Report: EU states must improve expertise sharing on refugee resettlement

Refugee resettlement challenges
Afghan refugees, Canal Saint Martin, Paris. Courtesy Evan Bench.

European countries must adopt a more strategic approach when offering support to one another for refugee resettlement if they hope to meet ambitious EU goals, the Migration Policy Institute Europe argues in a new report.

Sharing gaps

MPI Europe researchers interviewed national officials from across the European Union—as well as those from the United States and Canada, where authorities have significant experience with refugee resettlement—and found multiple weaknesses in their efforts to share expertise. According to the researchers, their projects often had no defined goals or way of measuring success, and little attention was paid to whether individual participants were well matched.

The report, Scaling up Refugee Resettlement in Europe: The role of institutional peer support, argues that when starting out or expanding resettlement programmes, governments are dependent on support from other countries—whether through email exchanges or conversations at the side of meetings, or formal conferences and study visits.

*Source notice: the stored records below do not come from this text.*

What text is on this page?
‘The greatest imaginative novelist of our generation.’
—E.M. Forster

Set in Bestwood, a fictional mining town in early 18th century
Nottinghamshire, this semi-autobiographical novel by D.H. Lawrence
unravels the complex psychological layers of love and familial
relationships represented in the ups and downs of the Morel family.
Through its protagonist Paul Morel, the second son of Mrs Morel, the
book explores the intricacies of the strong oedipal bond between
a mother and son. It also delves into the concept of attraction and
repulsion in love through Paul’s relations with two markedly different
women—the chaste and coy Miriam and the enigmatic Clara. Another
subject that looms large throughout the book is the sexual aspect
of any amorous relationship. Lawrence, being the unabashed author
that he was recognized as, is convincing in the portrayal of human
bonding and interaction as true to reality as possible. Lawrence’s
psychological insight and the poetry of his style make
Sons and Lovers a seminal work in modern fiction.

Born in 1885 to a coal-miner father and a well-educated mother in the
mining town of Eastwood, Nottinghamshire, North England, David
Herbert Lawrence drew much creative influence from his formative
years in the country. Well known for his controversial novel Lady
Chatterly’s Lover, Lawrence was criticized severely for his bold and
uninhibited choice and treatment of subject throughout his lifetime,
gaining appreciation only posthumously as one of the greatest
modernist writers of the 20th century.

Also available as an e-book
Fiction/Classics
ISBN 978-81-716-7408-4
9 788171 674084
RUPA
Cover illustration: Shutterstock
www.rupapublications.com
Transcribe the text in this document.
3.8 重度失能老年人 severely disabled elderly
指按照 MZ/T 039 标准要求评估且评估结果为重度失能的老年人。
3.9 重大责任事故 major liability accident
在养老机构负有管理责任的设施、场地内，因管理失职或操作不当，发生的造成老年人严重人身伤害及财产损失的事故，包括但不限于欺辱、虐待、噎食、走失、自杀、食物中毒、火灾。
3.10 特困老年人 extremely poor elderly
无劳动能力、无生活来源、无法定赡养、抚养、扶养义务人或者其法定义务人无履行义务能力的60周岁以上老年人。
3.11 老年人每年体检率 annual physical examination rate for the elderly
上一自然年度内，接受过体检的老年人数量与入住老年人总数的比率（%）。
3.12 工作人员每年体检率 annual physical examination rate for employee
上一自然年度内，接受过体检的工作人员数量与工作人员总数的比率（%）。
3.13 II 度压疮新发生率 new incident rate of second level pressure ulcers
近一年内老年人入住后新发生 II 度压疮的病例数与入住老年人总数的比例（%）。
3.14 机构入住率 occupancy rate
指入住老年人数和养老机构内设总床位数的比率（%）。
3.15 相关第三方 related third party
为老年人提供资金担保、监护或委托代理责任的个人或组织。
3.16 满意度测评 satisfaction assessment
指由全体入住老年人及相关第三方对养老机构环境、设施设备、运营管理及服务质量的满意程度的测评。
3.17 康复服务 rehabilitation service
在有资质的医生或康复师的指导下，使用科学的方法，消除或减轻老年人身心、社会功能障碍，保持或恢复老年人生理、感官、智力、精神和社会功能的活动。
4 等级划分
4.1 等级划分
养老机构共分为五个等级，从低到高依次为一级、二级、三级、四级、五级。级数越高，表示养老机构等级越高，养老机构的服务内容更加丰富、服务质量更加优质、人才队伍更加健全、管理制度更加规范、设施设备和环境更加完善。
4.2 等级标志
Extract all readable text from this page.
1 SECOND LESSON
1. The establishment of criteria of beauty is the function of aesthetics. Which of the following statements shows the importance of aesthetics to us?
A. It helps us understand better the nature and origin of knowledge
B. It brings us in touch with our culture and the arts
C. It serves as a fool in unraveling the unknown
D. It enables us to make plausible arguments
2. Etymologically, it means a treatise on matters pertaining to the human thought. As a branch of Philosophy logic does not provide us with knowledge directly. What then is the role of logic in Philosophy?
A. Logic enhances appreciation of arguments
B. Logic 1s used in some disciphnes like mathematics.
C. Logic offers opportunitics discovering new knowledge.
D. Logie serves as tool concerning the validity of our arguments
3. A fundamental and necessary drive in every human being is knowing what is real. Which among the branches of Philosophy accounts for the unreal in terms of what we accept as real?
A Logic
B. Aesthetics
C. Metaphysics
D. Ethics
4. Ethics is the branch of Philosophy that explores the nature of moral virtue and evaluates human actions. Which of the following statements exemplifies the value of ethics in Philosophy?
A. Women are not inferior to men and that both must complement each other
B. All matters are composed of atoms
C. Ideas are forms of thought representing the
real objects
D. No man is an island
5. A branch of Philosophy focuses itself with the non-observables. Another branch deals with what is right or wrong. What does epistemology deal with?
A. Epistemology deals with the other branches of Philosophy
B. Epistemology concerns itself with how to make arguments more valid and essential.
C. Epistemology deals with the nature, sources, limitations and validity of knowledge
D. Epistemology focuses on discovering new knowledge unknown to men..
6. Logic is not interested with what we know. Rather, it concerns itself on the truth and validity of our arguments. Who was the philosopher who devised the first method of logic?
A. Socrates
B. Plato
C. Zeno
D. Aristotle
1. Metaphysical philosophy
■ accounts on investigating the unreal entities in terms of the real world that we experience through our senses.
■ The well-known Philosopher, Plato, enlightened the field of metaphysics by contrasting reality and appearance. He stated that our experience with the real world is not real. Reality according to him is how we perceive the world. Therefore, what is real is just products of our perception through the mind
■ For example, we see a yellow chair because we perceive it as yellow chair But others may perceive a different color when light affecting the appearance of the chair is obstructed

Well-designed peer-support projects ‘can motivate countries to increase resettlement and share vital information, help peers translate theory into practice, build positive relationships and inspire innovation within resettlement systems’, write authors Hanne Beirens and Aliyyah Ahad.

Also, according to MPI, joint activities or EU infrastructure will help to reduce the costs of resettlement for EU countries and enable them to take in more refugees,  the latter fitting within a strategy to better manage migration flows to Europe.

Expertise differences

This is particularly needed in Europe, says MPI, where the EU Commission has proposed resettling 50,000 more refugees over the next two years in addition to the 25,000 already taken in, despite a gulf in expertise and experience between Member States. Countries such as the United Kingdom, France, Sweden and Germany have already resettled thousands of people; but Slovenia, Croatia, Poland and Hungary, among others, are yet to take refugees under EU-level schemes.

‘This is thus a critical moment to examine whether, how and under what circumstances peer support is proving successful in helping Member States establish or expand their resettlement programmes’, argue the MPI Europe researchers.

The report, commissioned as part of the European Union Action on Facilitating Resettlement and Refugee Admission through New Knowledge (EU-FRANK) project, can be read here.

The EU-FRANK project is financed by the European Asylum Migration and Integration Fund (AMIF) and led by Sweden. Belgium, Hungary, Italy, the Netherlands and Switzerland are partner countries.